It's 9:20 PM on Day 95 of building in public, and I'm having one of those moments where reality hits different.
Yesterday was pure chaos. I submitted my pitch project exactly 2 minutes before the deadline - that specific kind of panic where your heart is racing, your hands are shaking slightly, and you're clicking "submit" while simultaneously praying to every deity that the internet doesn't fail you in this crucial moment.
The relief was instant. That weight-off-your-shoulders, "holy-shit-I-actually-did-it" feeling that makes you want to immediately celebrate and sleep for 12 hours.
The Inevitable Crash
And that's exactly what happened. My brain basically went on strike today.
You know that feeling when you complete something big and your entire system just... shuts down? Like your motivation took one look at the completed project and said "welp, our work here is done" - conveniently forgetting about the exam tomorrow, the other deadlines lurking, and basic life maintenance.
I spent most of today cleaning my room instead of studying. Six hours. On laundry and organizing and making my space look Pinterest-worthy. Was this productive? Debatable. Did it feel necessary? Absolutely.
The Mental Whiplash of Being 18
There's something surreal about switching between these different versions of yourself. One day you're thinking about user experience, market validation, and building something that could potentially change the world. The next day you're cramming for a college exam on material you'll probably forget in three months.
It's this weird duality of being young enough that college still matters, but old enough to be building real things that could actually impact people. Sometimes I feel like I'm living in two different timelines simultaneously.
The 9:20 PM Reality Check
So here I am, freshly showered, room spotless, zero pages of studying done, with an exam in less than 12 hours. My brain is doing that thing where it suddenly remembers people I wasn't supposed to be thinking about (shoutout to overthinking at the worst possible times).

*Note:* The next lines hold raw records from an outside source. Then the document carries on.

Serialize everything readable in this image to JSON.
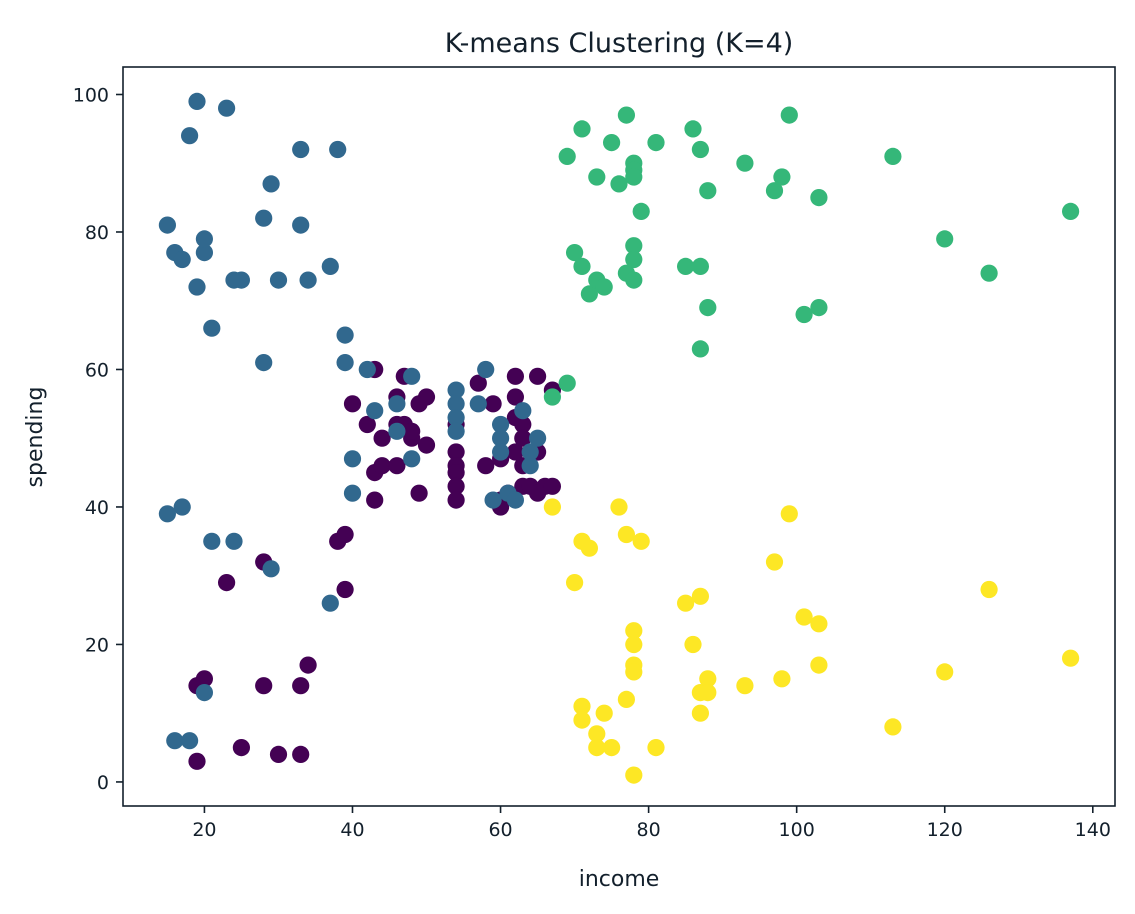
{
  "chart_data": {
    "type": "scatter",
    "title": "K-means Clustering (K=4)",
    "xlabel": "income",
    "ylabel": "spending",
    "xlim": [
      9,
      143
    ],
    "ylim": [
      -3.5,
      104
    ],
    "xticks": [
      20,
      40,
      60,
      80,
      100,
      120,
      140
    ],
    "yticks": [
      0,
      20,
      40,
      60,
      80,
      100
    ],
    "grid": false,
    "legend": "none",
    "series": [
      {
        "color": "#440154",
        "points": [
          [
            19,
            3
          ],
          [
            19,
            14
          ],
          [
            20,
            15
          ],
          [
            25,
            5
          ],
          [
            30,
            4
          ],
          [
            33,
            4
          ],
          [
            33,
            14
          ],
          [
            34,
            17
          ],
          [
            28,
            14
          ],
          [
            23,
            29
          ],
          [
            28,
            32
          ],
          [
            38,
            35
          ],
          [
            39,
            36
          ],
          [
            39,
            28
          ],
          [
            40,
            55
          ],
          [
            42,
            52
          ],
          [
            43,
            60
          ],
          [
            43,
            45
          ],
          [
            43,
            41
          ],
          [
            44,
            50
          ],
          [
            44,
            46
          ],
          [
            46,
            52
          ],
          [
            46,
            56
          ],
          [
            46,
            46
          ],
          [
            47,
            59
          ],
          [
            47,
            52
          ],
          [
            48,
            50
          ],
          [
            48,
            51
          ],
          [
            49,
            55
          ],
          [
            49,
            42
          ],
          [
            50,
            56
          ],
          [
            50,
            49
          ],
          [
            54,
            52
          ],
          [
            54,
            48
          ],
          [
            54,
            46
          ],
          [
            54,
            45
          ],
          [
            54,
            43
          ],
          [
            54,
            41
          ],
          [
            57,
            58
          ],
          [
            58,
            46
          ],
          [
            59,
            55
          ],
          [
            60,
            47
          ],
          [
            60,
            41
          ],
          [
            60,
            40
          ],
          [
            61,
            42
          ],
          [
            62,
            59
          ],
          [
            62,
            56
          ],
          [
            62,
            53
          ],
          [
            62,
            48
          ],
          [
            63,
            52
          ],
          [
            63,
            50
          ],
          [
            63,
            46
          ],
          [
            63,
            43
          ],
          [
            64,
            43
          ],
          [
            65,
            59
          ],
          [
            65,
            48
          ],
          [
            65,
            42
          ],
          [
            66,
            43
          ],
          [
            67,
            57
          ],
          [
            67,
            43
          ]
        ]
      },
      {
        "color": "#31688e",
        "points": [
          [
            15,
            39
          ],
          [
            15,
            81
          ],
          [
            16,
            6
          ],
          [
            16,
            77
          ],
          [
            17,
            40
          ],
          [
            17,
            76
          ],
          [
            18,
            6
          ],
          [
            18,
            94
          ],
          [
            19,
            99
          ],
          [
            19,
            72
          ],
          [
            20,
            77
          ],
          [
            20,
            79
          ],
          [
            20,
            13
          ],
          [
            21,
            66
          ],
          [
            21,
            35
          ],
          [
            23,
            98
          ],
          [
            24,
            35
          ],
          [
            24,
            73
          ],
          [
            25,
            73
          ],
          [
            28,
            82
          ],
          [
            28,
            61
          ],
          [
            29,
            87
          ],
          [
            29,
            31
          ],
          [
            30,
            73
          ],
          [
            33,
            92
          ],
          [
            33,
            81
          ],
          [
            34,
            73
          ],
          [
            37,
            75
          ],
          [
            37,
            26
          ],
          [
            38,
            92
          ],
          [
            39,
            65
          ],
          [
            39,
            61
          ],
          [
            40,
            47
          ],
          [
            40,
            42
          ],
          [
            42,
            60
          ],
          [
            43,
            54
          ],
          [
            46,
            55
          ],
          [
            46,
            51
          ],
          [
            48,
            59
          ],
          [
            48,
            47
          ],
          [
            54,
            57
          ],
          [
            54,
            55
          ],
          [
            54,
            53
          ],
          [
            54,
            51
          ],
          [
            58,
            60
          ],
          [
            57,
            55
          ],
          [
            59,
            41
          ],
          [
            60,
            52
          ],
          [
            60,
            50
          ],
          [
            60,
            48
          ],
          [
            61,
            42
          ],
          [
            62,
            41
          ],
          [
            63,
            54
          ],
          [
            64,
            46
          ],
          [
            64,
            48
          ],
          [
            65,
            50
          ]
        ]
      },
      {
        "color": "#35b779",
        "points": [
          [
            69,
            91
          ],
          [
            69,
            58
          ],
          [
            70,
            77
          ],
          [
            71,
            95
          ],
          [
            71,
            75
          ],
          [
            72,
            71
          ],
          [
            73,
            88
          ],
          [
            73,
            73
          ],
          [
            74,
            72
          ],
          [
            75,
            93
          ],
          [
            76,
            87
          ],
          [
            77,
            97
          ],
          [
            77,
            74
          ],
          [
            78,
            90
          ],
          [
            78,
            89
          ],
          [
            78,
            88
          ],
          [
            78,
            78
          ],
          [
            78,
            76
          ],
          [
            78,
            73
          ],
          [
            79,
            83
          ],
          [
            81,
            93
          ],
          [
            85,
            75
          ],
          [
            86,
            95
          ],
          [
            87,
            92
          ],
          [
            87,
            75
          ],
          [
            87,
            63
          ],
          [
            88,
            86
          ],
          [
            88,
            69
          ],
          [
            93,
            90
          ],
          [
            97,
            86
          ],
          [
            98,
            88
          ],
          [
            99,
            97
          ],
          [
            101,
            68
          ],
          [
            103,
            85
          ],
          [
            103,
            69
          ],
          [
            113,
            91
          ],
          [
            120,
            79
          ],
          [
            126,
            74
          ],
          [
            137,
            83
          ],
          [
            67,
            56
          ]
        ]
      },
      {
        "color": "#fde725",
        "points": [
          [
            67,
            40
          ],
          [
            70,
            29
          ],
          [
            71,
            35
          ],
          [
            71,
            11
          ],
          [
            71,
            9
          ],
          [
            72,
            34
          ],
          [
            73,
            7
          ],
          [
            73,
            5
          ],
          [
            74,
            10
          ],
          [
            75,
            5
          ],
          [
            76,
            40
          ],
          [
            77,
            36
          ],
          [
            77,
            12
          ],
          [
            78,
            22
          ],
          [
            78,
            20
          ],
          [
            78,
            17
          ],
          [
            78,
            16
          ],
          [
            78,
            1
          ],
          [
            79,
            35
          ],
          [
            81,
            5
          ],
          [
            85,
            26
          ],
          [
            86,
            20
          ],
          [
            87,
            27
          ],
          [
            87,
            13
          ],
          [
            87,
            10
          ],
          [
            88,
            15
          ],
          [
            88,
            13
          ],
          [
            93,
            14
          ],
          [
            97,
            32
          ],
          [
            98,
            15
          ],
          [
            99,
            39
          ],
          [
            101,
            24
          ],
          [
            103,
            23
          ],
          [
            103,
            17
          ],
          [
            113,
            8
          ],
          [
            120,
            16
          ],
          [
            126,
            28
          ],
          [
            137,
            18
          ]
        ]
      }
    ]
  }
}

The next two weeks are going to be this constant juggle between college exams and the projects I actually care about building. It feels awkward timing - like being interrupted in the middle of a good conversation to do dishes.
What's Actually Happening Here
I think this post-deadline crash is more common than we talk about. When you're working on something you care about, especially under pressure, your brain goes into this intense focus mode. All your energy, creativity, and problem-solving capacity gets channeled into that one thing.
And when it's done? Your brain needs to process, to reset, to figure out what comes next. But modern life doesn't give you that processing time. There's always another deadline, another exam, another thing demanding your immediate attention.
Maybe the room cleaning wasn't procrastination. Maybe it was my brain's way of creating physical order while it sorts through the mental chaos of transitioning from "pitch mode" to "exam mode" to whatever comes next.
Moving Forward
Tomorrow (well, technically today since it's past 9 PM) I'll crack open those textbooks. I'll probably pull it together enough to not completely bomb the exam. The next two weeks will be a blur of balancing college requirements with the projects that actually excite me.
But tonight? Tonight I'm acknowledging that this messy, non-linear, slightly chaotic way of building things is probably more normal than the polished "I wake up at 5 AM and optimize every minute" narrative we see everywhere.
Sometimes you submit things 2 minutes before deadline. Sometimes you spend the next day cleaning instead of studying. Sometimes your brain needs to wander to people and thoughts you'd rather avoid.
And somehow, it all works out.
Day 95 of building in public. Still figuring it out, one chaotic day at a time.